The AMD64 build fails because va_list is not guaranteed to be a pass-by-value structure. On x86, va_list is just a stack pointer. The pointer gets passed by value, and thus the first vfprintf() call does not modify the value on logmessage‘s stack. On AMD64, GCC passes va_list by-reference. Therefore the first vfprintf() affected the value on the stack, and the second vfprintf() started reading parameter information past the usable endpoint.

Linux provides a macro called va_copy to deal with this, and the new code becomes:

Select All Code:
1
2
3
4
5
6
7
8
9
10
11
void logmessage(const char *fmt, ...)
{
    va_list ap;
    va_list ap2;
 
    va_start(ap, fmt);
    va_copy(ap2, ap);
    vfprintf(stdout, fmt, ap);
    vfprintf(stderr, fmt, ap2);
    va_end(ap);
}

Why would it get passed byref on AMD64 and not on Linux? The reason is that AMD64 has a nutty scheme for passing parameters; the first six parameters get plopped in random registers. For some reason, GCC preserves this convention when using variadic arguments, and therefore its va_list is probably a more complicated structure to handle the parameter reading process.

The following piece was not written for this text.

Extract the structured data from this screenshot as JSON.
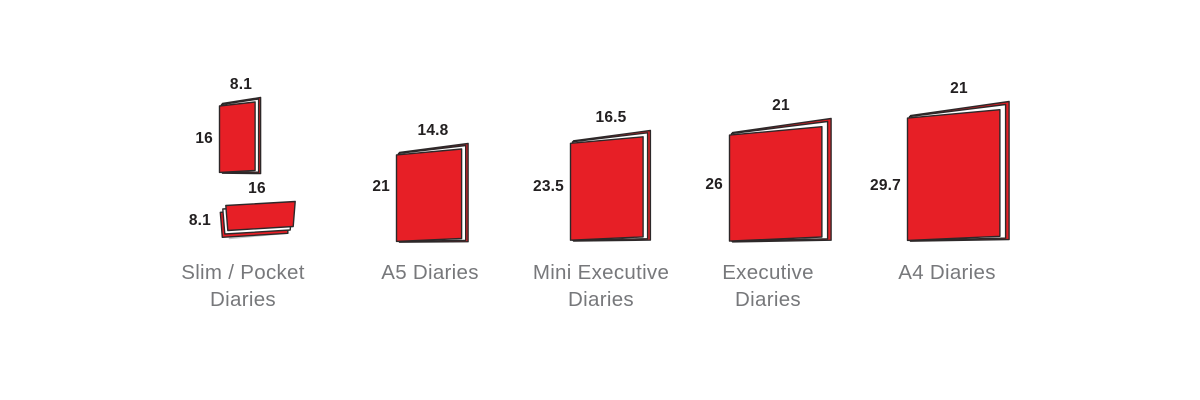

What’s interesting is that Microsoft does not have a va_copy macro as far as I can tell. I don’t have an AMD64 version of Windows so I can’t verify this, but my guess is one of:

  • Their va_list can be copied through assignment (GCC forbids this).
  • Their va_list is just a stack pointer and the calling convention for variadics is changed.
  • There exists some other mechanism I haven’t seen, or there is a lack of such a mechanism.

Anyway, the moral of the story is that if you write code that you know will break when you port it, someday you will port it, and it will break.